For decades, microbiologists thought that bacteria act individually, unaware of their multitudinous counterparts involved in causing the same infection. In the past two decades, however, they have discovered that many species of bacteria ‘communicate’. In fact, bacteria can signal to each other that their numbers are sufficient to launch a coordinated attack.
Owing to the relative newness of this research area, few of these cell-to-cell signaling systems, known as quorum sensing, have been described. Now, by working with Burkholderia cenocepacia, an opportunistic pathogen that infects cystic fibrosis patients, a research team led by Lian-Hui Zhang from the A*STAR Institute of Molecular and Cell Biology (IMCB) has described a previously unknown quorum-sensing system that is present in many human bacterial pathogens.
Many types of individual bacterial cells send and receive ‘messages’ via chemical signals called quorum-sensing (QS) molecules. When concentrations of QS molecules reach a threshold, individual bacterial cells simultaneously activate their virulence genes. By identifying the signaling molecules and decoding these communications, researchers may also be able to reduce bacterial virulence by interrupting these conversations. Such treatments could provide an alternative to antibiotics.
For the QS molecule of B. cenocepacia, BDSF, Zhang and his co-workers identified a novel receptor, RpfR. The researchers produced mutant bacteria that lacked either the receptor RpfR, or the capacity to produce the signal BDSF. Both types of mutant bacteria showed decreased motility, produced fewer host-degrading enzymes, and were less able to form biofilms — bacterial aggregates encased in slime — indicating that BDSF and RpfR act together to send and receive the virulence signal.
Zhang and his co-workers also showed that, unlike other QS receptors, RpfR is a multitasking molecule. In other systems, after the receptor binds the QS molecule, it recruits another molecule to perform the next step in the signaling cascade and trigger gene expression. In the quorum-sensing system of B. cenocepacia, however, RpfR binds BDSF, then changes shape and performs the next step itself. Combining the two functions in a single molecule expedites the signaling process, and enables bacteria to adapt very quickly to changing environmental conditions.

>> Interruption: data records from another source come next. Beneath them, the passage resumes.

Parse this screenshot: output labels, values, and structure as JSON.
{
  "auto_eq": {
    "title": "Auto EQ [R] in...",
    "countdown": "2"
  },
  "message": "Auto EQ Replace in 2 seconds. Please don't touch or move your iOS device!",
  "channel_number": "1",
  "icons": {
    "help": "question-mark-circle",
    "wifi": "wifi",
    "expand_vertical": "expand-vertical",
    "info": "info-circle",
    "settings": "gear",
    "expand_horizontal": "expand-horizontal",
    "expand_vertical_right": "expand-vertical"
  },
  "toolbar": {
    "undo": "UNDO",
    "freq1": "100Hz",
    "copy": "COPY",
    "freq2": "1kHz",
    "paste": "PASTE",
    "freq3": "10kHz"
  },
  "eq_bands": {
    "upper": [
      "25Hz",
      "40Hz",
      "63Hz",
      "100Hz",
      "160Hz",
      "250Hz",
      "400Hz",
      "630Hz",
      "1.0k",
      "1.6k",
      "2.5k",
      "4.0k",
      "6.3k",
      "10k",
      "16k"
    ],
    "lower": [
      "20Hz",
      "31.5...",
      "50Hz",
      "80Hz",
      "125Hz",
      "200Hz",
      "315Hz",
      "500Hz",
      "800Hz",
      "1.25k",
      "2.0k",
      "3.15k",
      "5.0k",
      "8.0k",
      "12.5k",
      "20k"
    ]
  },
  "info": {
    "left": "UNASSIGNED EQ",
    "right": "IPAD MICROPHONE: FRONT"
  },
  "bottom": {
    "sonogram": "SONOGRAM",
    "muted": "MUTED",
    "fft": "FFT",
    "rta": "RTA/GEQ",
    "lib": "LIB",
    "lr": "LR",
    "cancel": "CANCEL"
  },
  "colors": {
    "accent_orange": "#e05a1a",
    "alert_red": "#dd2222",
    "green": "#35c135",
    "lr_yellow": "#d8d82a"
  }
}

The team’s search of known bacterial genomes showed that the system is present in many other pathogenic bacteria, including several groups that produce opportunistic infections in immune-compromised patients. “We would like to design chemical compounds to block the BDSF receptor, to compete with BDSF signals and reduce the virulence and pathogenicity of B. cenocepacia,” says IMCB team member Yinyue Deng.
The A*STAR‐affiliated researchers contributing to this research are from the Institute of Molecular and Cell Biology.